Dodał, że z tego, co raportują wojewodowie wynika, że suszą jest dotkniętych ok. 1,9 mln hektarów. - Pod względem obszaru w tym roku susza jest może nieco mniejsza niż w roku ubiegłym, ale to nie zmienia faktu, że na terenie, gdzie to zjawisko występuje drugi rok z rzędu, sytuacja jest dramatyczna - zaznaczył Ardanowski. Wyjaśnił, że tak jest w województwach lubuskim, wielkopolskim, na części terenu województwa łódzkiego; to są - jak mówił - również enklawy województw: zachodniopomorskiego, kujawsko-pomorskiego, na Podlasiu, Mazowszu i na północnej Lubelszczyźnie.

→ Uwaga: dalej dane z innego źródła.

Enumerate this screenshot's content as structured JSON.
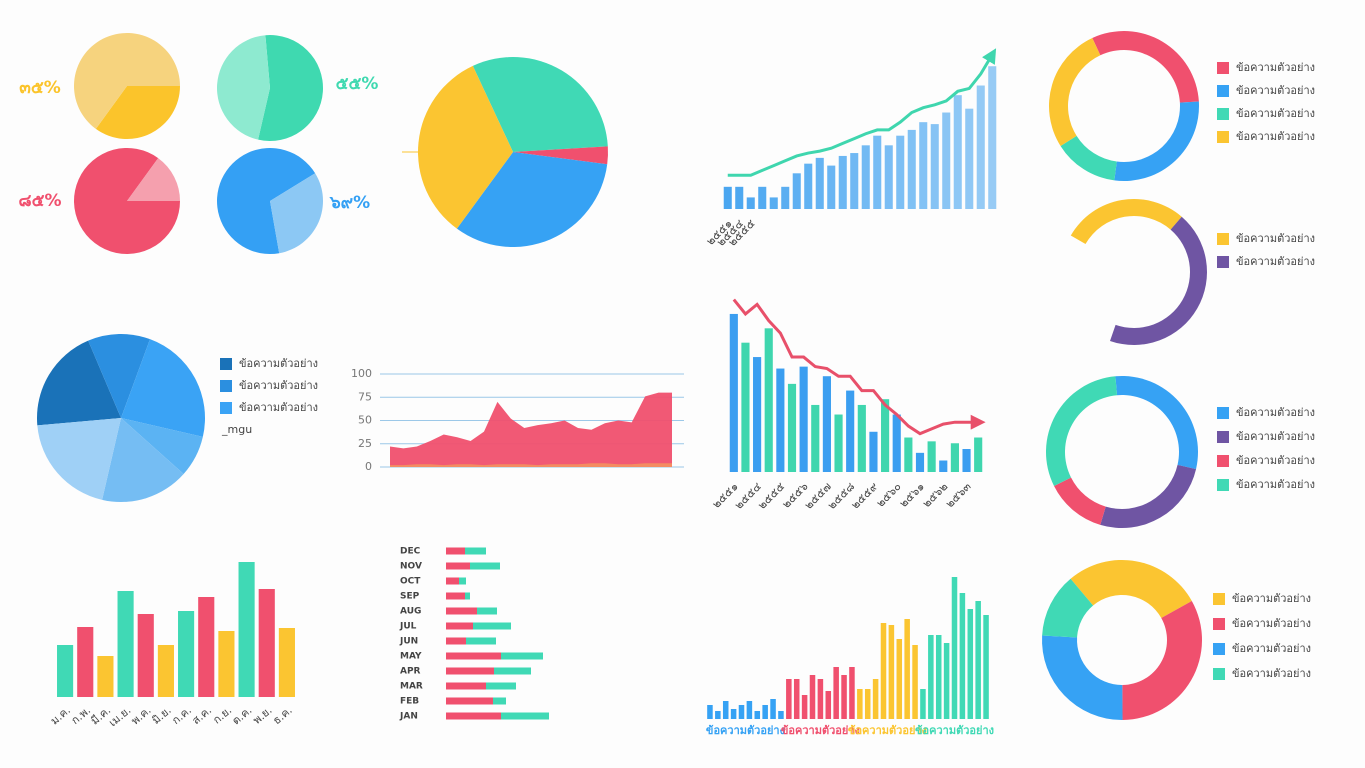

Ardanowski powtórzył deklaracje premiera, że rząd udzieli rolnikom pomocy. - Jak tylko będziemy dokładnie wiedzieć, ile wynoszą straty - zastrzegł. Minister rolnictwa przypomniał, że w zeszłym roku już od połowy września były pierwsze wypłaty, ale trzeba było trzy razy wydłużać terminy składania wniosków; komisje musiały szacować straty kilkukrotnie, ponieważ raport suszowy przygotowywany przez Instytut Uprawy Nawożenia i Gleboznawstwa (IUNG) w Puławach rozszerzał suszę.

- Nie ma więc co się z tym podsumowywaniem spieszyć - zaznaczył szef MRiRW. Wskazał, że chodzi o to, żeby wszystkie straty zostały uwzględnione, żeby te pieniądze - nawet jeśli z niewielkim opóźnieniem - trafiły do rolników. Jak mówił, w wielu gospodarstwom ta susza może bardzo zaszkodzić.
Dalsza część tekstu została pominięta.